Day 27
Its been 15 days since i posted in here and man, have things changed. People kept telling me it gets easier and it has! I haven't had any fog in 10+ days, no rage - but I never really had that anyway, and very few cravings if any at all. I spent 5 days at the ranch doing some work getting ready for hunting season - without a dip!! I have NEVER done that before and it was shockingly not that big of a deal. Honestly, it is kind of scary how easy it has been lately.
My biggest fear at this point is that I will become complacent and then get blindsided when it gets rough again which I have no doubt it will at some point. To prepare for that I am continuing to stay connected by texting my quit brothers on a regular basis, checking in with guys that are late on roll, as well as reading, chatting, and helping out where I can.
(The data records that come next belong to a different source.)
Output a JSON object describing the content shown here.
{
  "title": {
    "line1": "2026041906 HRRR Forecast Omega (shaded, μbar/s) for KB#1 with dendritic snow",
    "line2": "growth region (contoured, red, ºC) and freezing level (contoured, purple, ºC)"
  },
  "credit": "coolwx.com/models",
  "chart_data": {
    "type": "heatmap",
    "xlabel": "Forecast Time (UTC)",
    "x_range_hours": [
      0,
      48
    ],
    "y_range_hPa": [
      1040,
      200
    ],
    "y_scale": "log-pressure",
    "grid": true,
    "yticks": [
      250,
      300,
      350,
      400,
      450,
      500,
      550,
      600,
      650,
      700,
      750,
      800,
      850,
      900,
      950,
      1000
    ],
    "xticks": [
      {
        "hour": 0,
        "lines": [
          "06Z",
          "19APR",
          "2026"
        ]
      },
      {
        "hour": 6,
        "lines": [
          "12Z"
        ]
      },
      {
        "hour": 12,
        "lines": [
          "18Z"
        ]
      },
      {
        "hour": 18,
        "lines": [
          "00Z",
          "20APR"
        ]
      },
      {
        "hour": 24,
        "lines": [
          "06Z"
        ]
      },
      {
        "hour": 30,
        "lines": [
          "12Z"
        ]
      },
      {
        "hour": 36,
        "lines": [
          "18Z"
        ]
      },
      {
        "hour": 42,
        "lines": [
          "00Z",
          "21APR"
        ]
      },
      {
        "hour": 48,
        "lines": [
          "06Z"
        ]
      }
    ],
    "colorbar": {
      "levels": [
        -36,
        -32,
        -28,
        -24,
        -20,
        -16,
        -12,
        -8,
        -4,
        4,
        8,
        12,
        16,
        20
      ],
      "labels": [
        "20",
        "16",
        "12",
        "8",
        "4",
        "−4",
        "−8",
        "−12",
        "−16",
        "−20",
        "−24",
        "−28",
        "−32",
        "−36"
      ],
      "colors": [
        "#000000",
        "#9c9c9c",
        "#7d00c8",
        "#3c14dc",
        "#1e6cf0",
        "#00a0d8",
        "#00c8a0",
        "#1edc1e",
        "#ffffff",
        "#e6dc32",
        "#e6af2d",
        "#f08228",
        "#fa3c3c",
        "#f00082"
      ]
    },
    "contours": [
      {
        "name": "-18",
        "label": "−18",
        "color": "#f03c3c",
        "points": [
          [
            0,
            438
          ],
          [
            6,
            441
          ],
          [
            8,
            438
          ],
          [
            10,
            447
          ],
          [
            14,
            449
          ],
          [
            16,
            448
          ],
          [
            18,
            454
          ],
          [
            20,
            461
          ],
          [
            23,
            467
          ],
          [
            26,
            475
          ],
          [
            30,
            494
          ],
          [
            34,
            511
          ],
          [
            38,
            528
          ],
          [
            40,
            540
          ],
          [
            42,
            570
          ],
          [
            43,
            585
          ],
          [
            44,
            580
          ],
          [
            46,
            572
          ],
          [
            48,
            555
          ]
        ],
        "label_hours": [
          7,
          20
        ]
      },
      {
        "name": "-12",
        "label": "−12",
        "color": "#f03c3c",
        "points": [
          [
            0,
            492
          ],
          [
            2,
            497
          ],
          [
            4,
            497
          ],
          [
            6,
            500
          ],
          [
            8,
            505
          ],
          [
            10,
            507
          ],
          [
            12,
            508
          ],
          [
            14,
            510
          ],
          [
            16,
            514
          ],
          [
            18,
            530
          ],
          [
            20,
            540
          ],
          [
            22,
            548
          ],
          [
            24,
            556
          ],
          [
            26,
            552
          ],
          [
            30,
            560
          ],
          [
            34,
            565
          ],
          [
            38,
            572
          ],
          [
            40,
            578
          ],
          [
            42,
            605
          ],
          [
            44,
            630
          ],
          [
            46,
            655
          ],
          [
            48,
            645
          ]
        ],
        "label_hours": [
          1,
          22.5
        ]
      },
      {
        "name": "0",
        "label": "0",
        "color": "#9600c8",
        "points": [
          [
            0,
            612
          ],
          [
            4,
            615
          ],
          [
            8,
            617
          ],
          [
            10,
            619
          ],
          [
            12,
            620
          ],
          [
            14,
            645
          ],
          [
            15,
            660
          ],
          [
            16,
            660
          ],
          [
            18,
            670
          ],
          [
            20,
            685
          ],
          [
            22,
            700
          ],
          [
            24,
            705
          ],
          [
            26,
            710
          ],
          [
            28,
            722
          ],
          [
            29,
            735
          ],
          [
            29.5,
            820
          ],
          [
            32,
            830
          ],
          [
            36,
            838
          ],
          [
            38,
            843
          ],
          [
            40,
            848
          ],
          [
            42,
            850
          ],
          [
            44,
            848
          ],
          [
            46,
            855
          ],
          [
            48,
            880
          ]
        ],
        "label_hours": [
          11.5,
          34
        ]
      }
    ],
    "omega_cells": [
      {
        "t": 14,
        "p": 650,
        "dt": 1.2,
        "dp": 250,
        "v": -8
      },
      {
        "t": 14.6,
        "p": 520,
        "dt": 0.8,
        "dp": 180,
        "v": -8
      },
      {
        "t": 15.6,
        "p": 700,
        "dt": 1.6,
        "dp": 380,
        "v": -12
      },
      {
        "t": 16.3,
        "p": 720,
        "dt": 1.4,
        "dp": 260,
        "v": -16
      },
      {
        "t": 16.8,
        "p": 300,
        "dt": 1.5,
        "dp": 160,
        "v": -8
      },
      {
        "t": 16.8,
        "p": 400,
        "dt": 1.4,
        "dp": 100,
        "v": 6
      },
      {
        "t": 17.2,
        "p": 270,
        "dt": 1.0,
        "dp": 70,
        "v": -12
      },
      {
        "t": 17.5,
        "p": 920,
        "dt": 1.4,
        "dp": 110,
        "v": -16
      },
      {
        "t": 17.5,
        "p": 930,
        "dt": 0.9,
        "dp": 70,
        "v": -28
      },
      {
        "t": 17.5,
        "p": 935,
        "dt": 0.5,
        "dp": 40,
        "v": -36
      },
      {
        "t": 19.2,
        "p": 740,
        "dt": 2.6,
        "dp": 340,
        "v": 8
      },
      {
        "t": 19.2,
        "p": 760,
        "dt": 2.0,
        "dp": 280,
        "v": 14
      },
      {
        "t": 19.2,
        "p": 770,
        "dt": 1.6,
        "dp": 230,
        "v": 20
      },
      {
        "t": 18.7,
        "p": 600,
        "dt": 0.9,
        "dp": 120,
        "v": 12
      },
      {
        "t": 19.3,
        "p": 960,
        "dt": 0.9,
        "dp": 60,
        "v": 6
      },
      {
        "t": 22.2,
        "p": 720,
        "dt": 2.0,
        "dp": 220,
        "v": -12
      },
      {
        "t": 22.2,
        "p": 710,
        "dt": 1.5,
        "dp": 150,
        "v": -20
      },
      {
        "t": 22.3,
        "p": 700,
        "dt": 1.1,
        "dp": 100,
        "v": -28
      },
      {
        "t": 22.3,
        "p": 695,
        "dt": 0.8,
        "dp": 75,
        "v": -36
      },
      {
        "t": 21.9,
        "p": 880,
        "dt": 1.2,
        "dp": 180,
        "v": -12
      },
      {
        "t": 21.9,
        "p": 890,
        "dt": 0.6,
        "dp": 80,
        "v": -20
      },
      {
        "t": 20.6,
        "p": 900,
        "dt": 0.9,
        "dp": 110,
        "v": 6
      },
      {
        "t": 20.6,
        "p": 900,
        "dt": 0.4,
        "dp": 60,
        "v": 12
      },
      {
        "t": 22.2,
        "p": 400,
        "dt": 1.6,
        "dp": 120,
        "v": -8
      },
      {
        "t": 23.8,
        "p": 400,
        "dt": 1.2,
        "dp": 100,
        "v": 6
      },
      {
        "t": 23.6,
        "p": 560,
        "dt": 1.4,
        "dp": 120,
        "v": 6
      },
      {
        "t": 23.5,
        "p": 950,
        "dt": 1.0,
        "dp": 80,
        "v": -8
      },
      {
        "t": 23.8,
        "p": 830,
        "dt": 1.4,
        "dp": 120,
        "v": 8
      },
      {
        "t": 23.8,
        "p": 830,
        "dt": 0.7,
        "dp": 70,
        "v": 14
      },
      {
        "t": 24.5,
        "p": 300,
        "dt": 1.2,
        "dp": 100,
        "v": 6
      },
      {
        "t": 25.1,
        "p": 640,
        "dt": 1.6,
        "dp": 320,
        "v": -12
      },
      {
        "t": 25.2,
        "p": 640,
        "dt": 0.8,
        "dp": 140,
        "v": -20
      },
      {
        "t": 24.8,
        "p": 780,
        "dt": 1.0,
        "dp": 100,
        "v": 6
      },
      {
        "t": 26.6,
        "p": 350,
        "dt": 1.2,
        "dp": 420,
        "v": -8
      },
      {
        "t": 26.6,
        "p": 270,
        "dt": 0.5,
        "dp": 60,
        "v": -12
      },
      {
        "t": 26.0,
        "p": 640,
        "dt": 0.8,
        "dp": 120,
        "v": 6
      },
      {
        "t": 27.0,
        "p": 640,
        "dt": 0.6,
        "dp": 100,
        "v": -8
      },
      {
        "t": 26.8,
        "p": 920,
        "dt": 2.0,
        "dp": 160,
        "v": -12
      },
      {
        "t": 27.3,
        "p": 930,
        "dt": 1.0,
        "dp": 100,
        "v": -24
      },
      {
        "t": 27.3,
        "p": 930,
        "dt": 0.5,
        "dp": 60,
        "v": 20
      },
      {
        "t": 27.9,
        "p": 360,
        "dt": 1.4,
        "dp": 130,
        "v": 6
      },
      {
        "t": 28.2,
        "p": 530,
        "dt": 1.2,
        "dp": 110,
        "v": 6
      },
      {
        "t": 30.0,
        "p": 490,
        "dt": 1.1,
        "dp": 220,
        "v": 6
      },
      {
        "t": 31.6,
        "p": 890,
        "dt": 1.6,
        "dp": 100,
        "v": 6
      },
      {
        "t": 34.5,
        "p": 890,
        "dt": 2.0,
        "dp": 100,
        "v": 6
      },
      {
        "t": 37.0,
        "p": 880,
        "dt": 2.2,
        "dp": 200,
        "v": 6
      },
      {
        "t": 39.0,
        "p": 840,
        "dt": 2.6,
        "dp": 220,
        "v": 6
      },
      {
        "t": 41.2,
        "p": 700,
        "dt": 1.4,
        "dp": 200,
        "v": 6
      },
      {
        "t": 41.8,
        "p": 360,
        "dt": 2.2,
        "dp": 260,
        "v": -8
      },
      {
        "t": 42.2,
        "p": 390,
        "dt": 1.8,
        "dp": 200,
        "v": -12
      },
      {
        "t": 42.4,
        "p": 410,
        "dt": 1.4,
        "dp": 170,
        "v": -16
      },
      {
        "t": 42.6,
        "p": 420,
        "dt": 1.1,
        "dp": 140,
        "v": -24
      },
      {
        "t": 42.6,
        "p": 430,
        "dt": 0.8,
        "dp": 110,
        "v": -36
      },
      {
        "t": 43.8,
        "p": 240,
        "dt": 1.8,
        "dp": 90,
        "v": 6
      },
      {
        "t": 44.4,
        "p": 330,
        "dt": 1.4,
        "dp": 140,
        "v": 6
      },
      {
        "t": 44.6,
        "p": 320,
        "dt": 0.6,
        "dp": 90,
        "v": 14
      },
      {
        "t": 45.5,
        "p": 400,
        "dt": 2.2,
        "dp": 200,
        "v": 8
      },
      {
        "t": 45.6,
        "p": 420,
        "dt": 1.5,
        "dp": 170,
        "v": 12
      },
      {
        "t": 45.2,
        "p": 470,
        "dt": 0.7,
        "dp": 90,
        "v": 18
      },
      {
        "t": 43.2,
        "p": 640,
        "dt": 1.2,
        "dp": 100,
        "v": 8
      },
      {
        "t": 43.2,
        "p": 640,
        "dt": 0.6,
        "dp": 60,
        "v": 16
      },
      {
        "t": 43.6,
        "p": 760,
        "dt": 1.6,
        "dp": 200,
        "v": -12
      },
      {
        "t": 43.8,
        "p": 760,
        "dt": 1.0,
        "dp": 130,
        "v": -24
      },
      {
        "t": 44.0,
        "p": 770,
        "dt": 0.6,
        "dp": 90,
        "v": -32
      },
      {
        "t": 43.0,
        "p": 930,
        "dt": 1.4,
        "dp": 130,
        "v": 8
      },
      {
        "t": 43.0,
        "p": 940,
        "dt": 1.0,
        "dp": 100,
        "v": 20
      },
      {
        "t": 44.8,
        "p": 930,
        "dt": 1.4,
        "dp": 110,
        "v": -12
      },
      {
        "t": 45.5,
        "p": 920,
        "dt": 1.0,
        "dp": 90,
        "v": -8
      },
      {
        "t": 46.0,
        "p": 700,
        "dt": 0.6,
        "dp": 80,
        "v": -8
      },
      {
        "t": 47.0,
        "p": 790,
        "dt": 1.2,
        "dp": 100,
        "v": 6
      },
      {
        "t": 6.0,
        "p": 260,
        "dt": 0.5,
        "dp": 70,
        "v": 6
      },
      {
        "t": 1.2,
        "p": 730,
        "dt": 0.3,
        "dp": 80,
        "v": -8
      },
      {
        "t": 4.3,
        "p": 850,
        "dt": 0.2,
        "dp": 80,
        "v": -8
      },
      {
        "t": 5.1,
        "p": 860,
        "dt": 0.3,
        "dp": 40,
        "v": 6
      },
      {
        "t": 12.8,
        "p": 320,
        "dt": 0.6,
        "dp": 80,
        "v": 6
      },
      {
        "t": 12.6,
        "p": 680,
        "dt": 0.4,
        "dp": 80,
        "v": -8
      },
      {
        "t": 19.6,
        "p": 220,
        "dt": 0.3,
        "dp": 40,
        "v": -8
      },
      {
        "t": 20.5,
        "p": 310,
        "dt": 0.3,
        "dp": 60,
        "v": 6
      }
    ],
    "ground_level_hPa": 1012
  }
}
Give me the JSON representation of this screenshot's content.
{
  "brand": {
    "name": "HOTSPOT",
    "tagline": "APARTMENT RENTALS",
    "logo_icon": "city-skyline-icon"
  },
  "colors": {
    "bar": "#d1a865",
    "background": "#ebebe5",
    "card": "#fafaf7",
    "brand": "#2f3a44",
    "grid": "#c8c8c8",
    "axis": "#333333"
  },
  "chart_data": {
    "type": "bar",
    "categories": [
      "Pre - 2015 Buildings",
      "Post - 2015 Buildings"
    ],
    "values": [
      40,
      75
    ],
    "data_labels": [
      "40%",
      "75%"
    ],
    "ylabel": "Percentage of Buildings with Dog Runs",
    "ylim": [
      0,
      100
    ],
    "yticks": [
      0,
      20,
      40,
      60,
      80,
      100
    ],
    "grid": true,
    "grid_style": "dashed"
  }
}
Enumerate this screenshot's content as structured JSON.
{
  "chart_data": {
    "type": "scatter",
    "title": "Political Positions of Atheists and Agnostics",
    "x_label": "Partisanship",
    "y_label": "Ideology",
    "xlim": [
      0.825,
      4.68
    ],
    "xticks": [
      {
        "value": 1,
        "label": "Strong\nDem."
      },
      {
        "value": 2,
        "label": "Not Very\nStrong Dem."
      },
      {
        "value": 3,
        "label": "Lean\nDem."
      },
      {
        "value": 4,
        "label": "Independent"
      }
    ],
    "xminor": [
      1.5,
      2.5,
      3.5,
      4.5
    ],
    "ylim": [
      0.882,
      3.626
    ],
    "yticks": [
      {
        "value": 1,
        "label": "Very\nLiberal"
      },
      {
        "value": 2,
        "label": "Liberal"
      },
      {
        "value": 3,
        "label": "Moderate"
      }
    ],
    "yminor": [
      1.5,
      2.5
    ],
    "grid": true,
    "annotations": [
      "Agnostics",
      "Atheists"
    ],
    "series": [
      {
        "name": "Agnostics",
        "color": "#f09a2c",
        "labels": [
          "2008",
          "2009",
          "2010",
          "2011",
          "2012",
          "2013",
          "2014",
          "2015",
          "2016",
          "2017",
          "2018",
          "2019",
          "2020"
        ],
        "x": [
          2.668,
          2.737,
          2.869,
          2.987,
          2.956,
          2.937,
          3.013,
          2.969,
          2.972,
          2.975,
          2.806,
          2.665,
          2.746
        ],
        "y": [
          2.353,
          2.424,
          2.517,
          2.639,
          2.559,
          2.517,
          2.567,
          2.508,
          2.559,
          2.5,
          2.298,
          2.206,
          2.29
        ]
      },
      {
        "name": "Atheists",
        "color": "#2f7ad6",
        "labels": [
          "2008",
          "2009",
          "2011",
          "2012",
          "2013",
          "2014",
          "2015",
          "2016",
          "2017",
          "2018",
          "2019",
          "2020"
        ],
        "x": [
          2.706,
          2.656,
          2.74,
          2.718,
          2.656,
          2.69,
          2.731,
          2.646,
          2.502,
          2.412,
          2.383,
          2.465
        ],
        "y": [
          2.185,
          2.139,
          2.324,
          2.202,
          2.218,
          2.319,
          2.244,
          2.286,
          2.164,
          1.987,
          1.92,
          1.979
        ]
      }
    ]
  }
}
Another thing I have added to my quit that has been incredibly helpful is adding another roll post. I created a text group with 7 family members and close friends that have been extra supportive of my quit. Every day after I post roll on KTC, I go and post roll in that group as well. I cannot begin to explain how helpful it has been to commit to be nicotine free to people that I will actually see almost every day.
Things are pretty good right now and while they are I am shoring things up, burning bridges, and preparing myself so when the tough days do come I will be ready to survive them.
I would love to hear from the old timers around here about this. Is it normal for it to be this easy at this point? Am I missing something? Is there anything else I need to do during this time to prepare for tough times that inevitably will come?